The common wisdom, that Bush’s win in 2000 represented a clear shift in American values back to Sunday school, nuclear marriage, and apple pie, isn’t necessarily true either. In retrospect only the most zealous of conservative fools still even attempts to deny that Bush stole the 2000 election outright. His mandate has never actually existed, and the so-called new alloy of fiscal conservatives with right wing radical Christians is, in fact, the exact same coalition of deficit hawks, foreign policy adventurists, and Moral Majority members that first lifted Reagan into office. (And there is even a lot of deceptive crap out there being treated as ‘history’ about Reagan’s mandate. Reagan achieved an electoral college landslide by winning a large number of states, but each state was very nearly split down the middle between Reagan and Carter in 1980, and Reagan and Mondale in 1984. Reagan’s ‘landslide’ would never have happened at all without John Anderson running as a strong independent candidate from the left in 1980… and all of this simply means that the idea that the country ‘swings’ from left to right every twenty years is foolish; the country is now and always has been almost exactly split between conservative and liberal ideologies, and Presidential elections are largely won or lost by factors like electronic charisma and whether or not there are any strong independent candidates running in any particular Presidential election year.)

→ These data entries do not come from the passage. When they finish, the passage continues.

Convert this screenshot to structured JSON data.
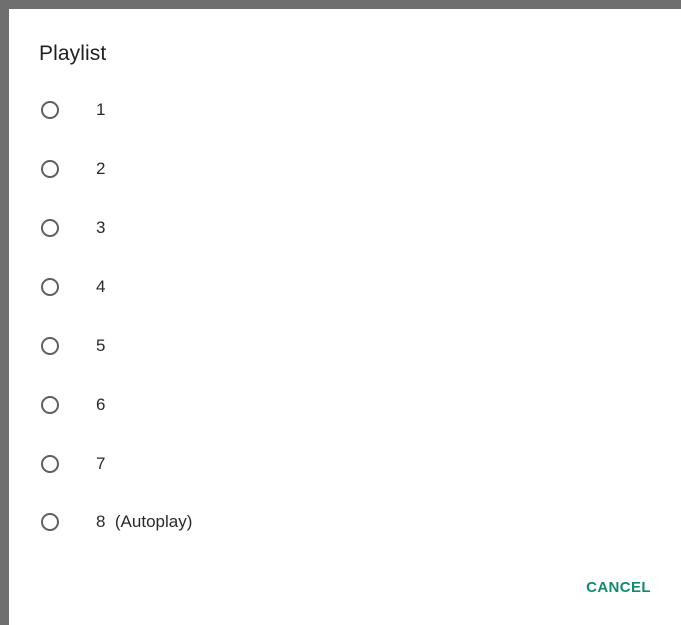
{
  "dialog": {
    "title": "Playlist",
    "options": [
      {
        "label": "1",
        "selected": false
      },
      {
        "label": "2",
        "selected": false
      },
      {
        "label": "3",
        "selected": false
      },
      {
        "label": "4",
        "selected": false
      },
      {
        "label": "5",
        "selected": false
      },
      {
        "label": "6",
        "selected": false
      },
      {
        "label": "7",
        "selected": false
      },
      {
        "label": "8  (Autoplay)",
        "selected": false
      }
    ],
    "cancel_label": "CANCEL"
  },
  "colors": {
    "accent": "#138a72",
    "radio_border": "#5f5f5f",
    "backdrop_edge": "#6f6f6f"
  },
  "icons": {
    "radio": "radio-unchecked-icon"
  }
}
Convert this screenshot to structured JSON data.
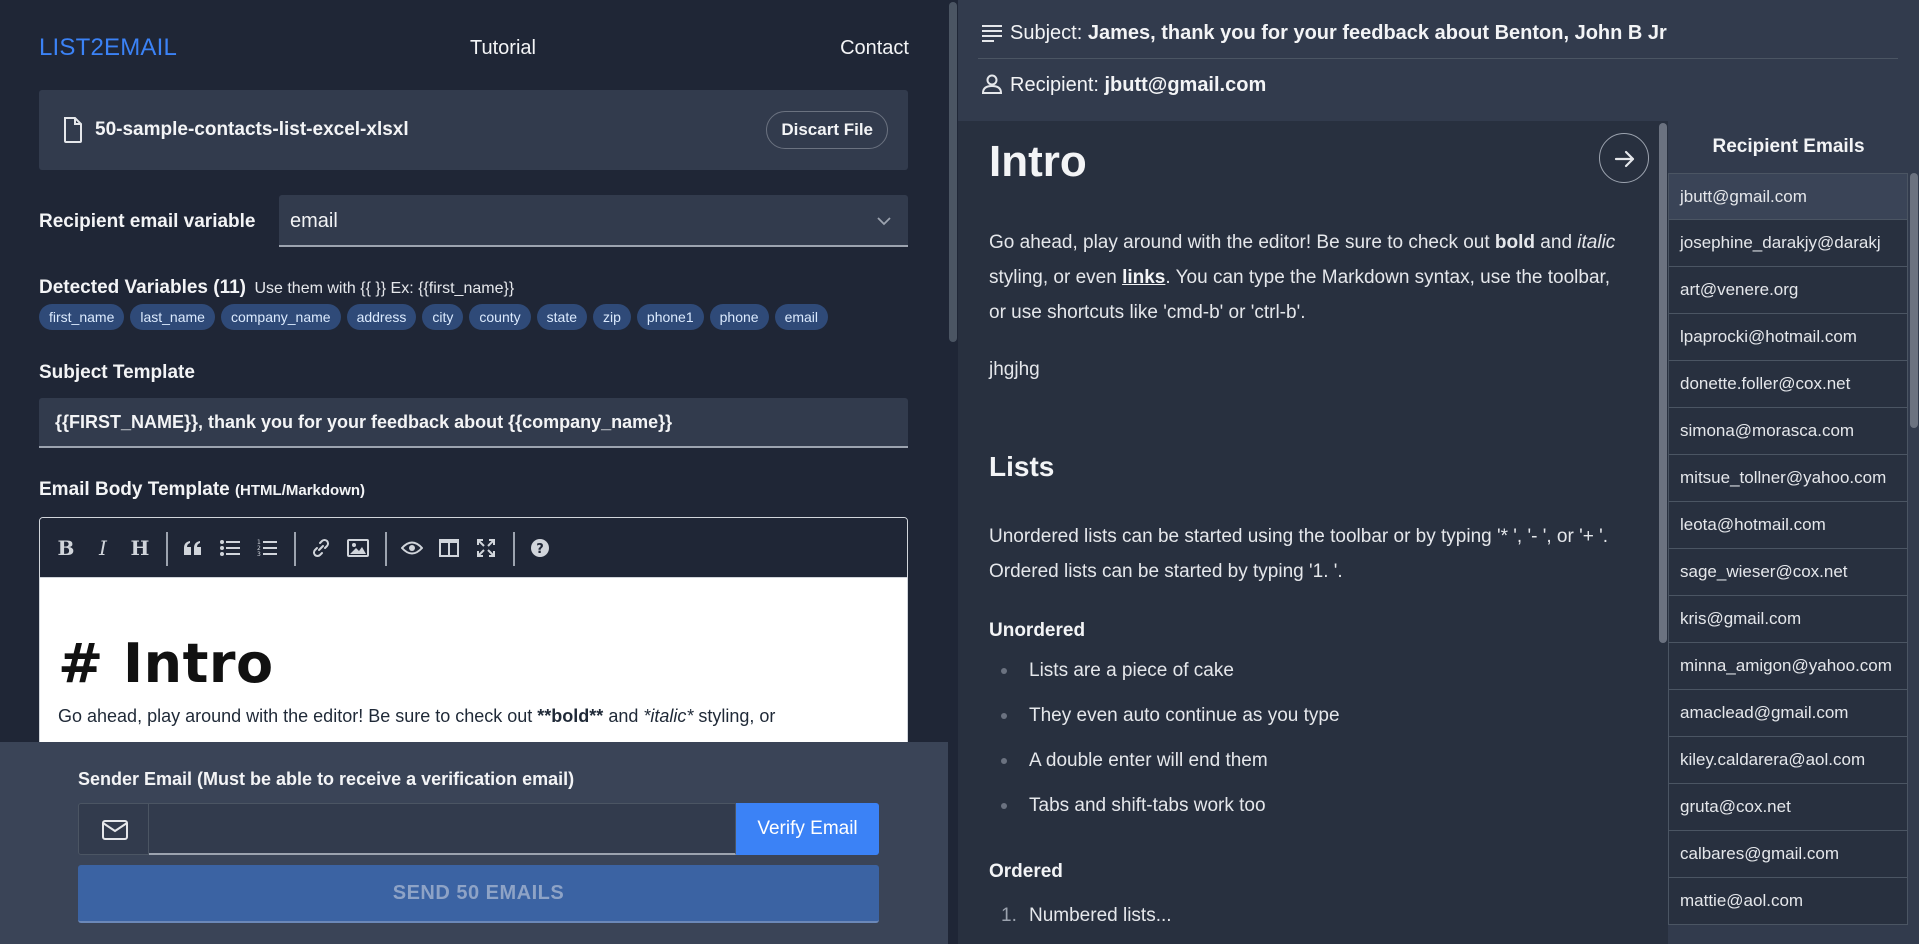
{
  "nav": {
    "brand": "LIST2EMAIL",
    "tutorial": "Tutorial",
    "contact": "Contact"
  },
  "file": {
    "name": "50-sample-contacts-list-excel-xlsxl",
    "discard_label": "Discart File",
    "icon": "file-icon"
  },
  "recipient_variable": {
    "label": "Recipient email variable",
    "selected": "email",
    "icon": "chevron-down-icon"
  },
  "detected": {
    "title": "Detected Variables (11)",
    "hint": "Use them with {{ }} Ex: {{first_name}}",
    "variables": [
      "first_name",
      "last_name",
      "company_name",
      "address",
      "city",
      "county",
      "state",
      "zip",
      "phone1",
      "phone",
      "email"
    ]
  },
  "subject_template": {
    "label": "Subject Template",
    "value": "{{FIRST_NAME}}, thank you for your feedback about {{company_name}}"
  },
  "body_template": {
    "label": "Email Body Template",
    "label_suffix": "(HTML/Markdown)",
    "toolbar": [
      "bold-icon",
      "italic-icon",
      "heading-icon",
      "quote-icon",
      "unordered-list-icon",
      "ordered-list-icon",
      "link-icon",
      "image-icon",
      "preview-icon",
      "side-by-side-icon",
      "fullscreen-icon",
      "help-icon"
    ],
    "heading": "# Intro",
    "paragraph_prefix": "Go ahead, play around with the editor! Be sure to check out ",
    "paragraph_bold": "**bold**",
    "paragraph_and": " and ",
    "paragraph_italic": "*italic*",
    "paragraph_suffix": " styling, or"
  },
  "sender": {
    "label": "Sender Email (Must be able to receive a verification email)",
    "input_value": "",
    "verify_label": "Verify Email",
    "send_label": "SEND 50 EMAILS",
    "icon": "mail-icon"
  },
  "preview_header": {
    "subject_label": "Subject:",
    "subject_value": "James, thank you for your feedback about Benton, John B Jr",
    "recipient_label": "Recipient:",
    "recipient_value": "jbutt@gmail.com"
  },
  "preview": {
    "h1": "Intro",
    "p1_a": "Go ahead, play around with the editor! Be sure to check out ",
    "p1_bold": "bold",
    "p1_b": " and ",
    "p1_italic": "italic",
    "p1_c": " styling, or even ",
    "p1_link": "links",
    "p1_d": ". You can type the Markdown syntax, use the toolbar, or use shortcuts like 'cmd-b' or 'ctrl-b'.",
    "p2": "jhgjhg",
    "h2": "Lists",
    "p3": "Unordered lists can be started using the toolbar or by typing '* ', '- ', or '+ '. Ordered lists can be started by typing '1. '.",
    "unordered_title": "Unordered",
    "unordered_items": [
      "Lists are a piece of cake",
      "They even auto continue as you type",
      "A double enter will end them",
      "Tabs and shift-tabs work too"
    ],
    "ordered_title": "Ordered",
    "ordered_items": [
      {
        "num": "1.",
        "text": "Numbered lists..."
      }
    ]
  },
  "recipients": {
    "title": "Recipient Emails",
    "emails": [
      "jbutt@gmail.com",
      "josephine_darakjy@darakj",
      "art@venere.org",
      "lpaprocki@hotmail.com",
      "donette.foller@cox.net",
      "simona@morasca.com",
      "mitsue_tollner@yahoo.com",
      "leota@hotmail.com",
      "sage_wieser@cox.net",
      "kris@gmail.com",
      "minna_amigon@yahoo.com",
      "amaclead@gmail.com",
      "kiley.caldarera@aol.com",
      "gruta@cox.net",
      "calbares@gmail.com",
      "mattie@aol.com"
    ]
  }
}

Whether the ‘perfect storm’ analogy holds any water for the 2000 Presidential election, I do think it’s possible that Hurricane Katrina, the long series of military blunders in Iraq, a tailspinning economy, the Miers Supreme Court nomination, and, finally, Plamegate itself, may combine into the kind of ‘perfect storm’ that would be necessary to see even as avidly partisan a Republican-dominated Congress as this one be willing to impeach, and even convict, Bush and/or Cheney on charges of treason. If Fitzgerald is planning to shoot that high, now, by the grace of God or whoever, is the best of all possible times to do it… and if that isn’t the most eloquent argument for some kind of intelligent design to the universe I’ve ever heard, well, I’ve never heard one.

Lest we get our hopes too far into the stratosphere, I hasten to add that I doubt Bush will ever actually see an impeachment proceeding from inside the defendant’s chair. He’s much too well connected; if the Republican power structure started to see this as something that was plausible and practical, he’d be offered the opportunity to cut a deal. Cheney, however, might have to do a little time, and it’s even possible that to placate the voting public and retain any kind of chance at a majority in the mid terms, the Republicans might have to let someone else be installed as Veep in Cheney’s place, to ascend to the throne when Bush resigns in disgrace. The Republicans would, of course, commit ritual suicide en masse before they’d let a Democrat take that chair, but nobody who’s been touched by the Plamegate scandal would be tolerated by an outraged American public, either… so… at the end of this chain of ridiculous supposition, what do I see?

Anyone up for President McCain?

Posted by: Big Sombrero | Oct 19 2005 20:28 utc | 21

With respect to the Arabic, if I may clarify.
First, in the basic Arabic alphabet there is no “p” at all. Sometimes a “invented” p is used by modifying the “b” character (this is a standard modification of the Arabic alphabet for certain non-Arabic/non-Semitic languages), however its usage in the Arab world is infrequent. Typically the “b” is used in place of the “p”
I would note that “f” in Arabic often stands in for “v” (another character that does not exist in the base Arabic alphabet).
The P to F strikes me as unlikely in the Arabo-Hebraic context. It rather looks like a simple miss hearing of the P – not anything unusual I might add.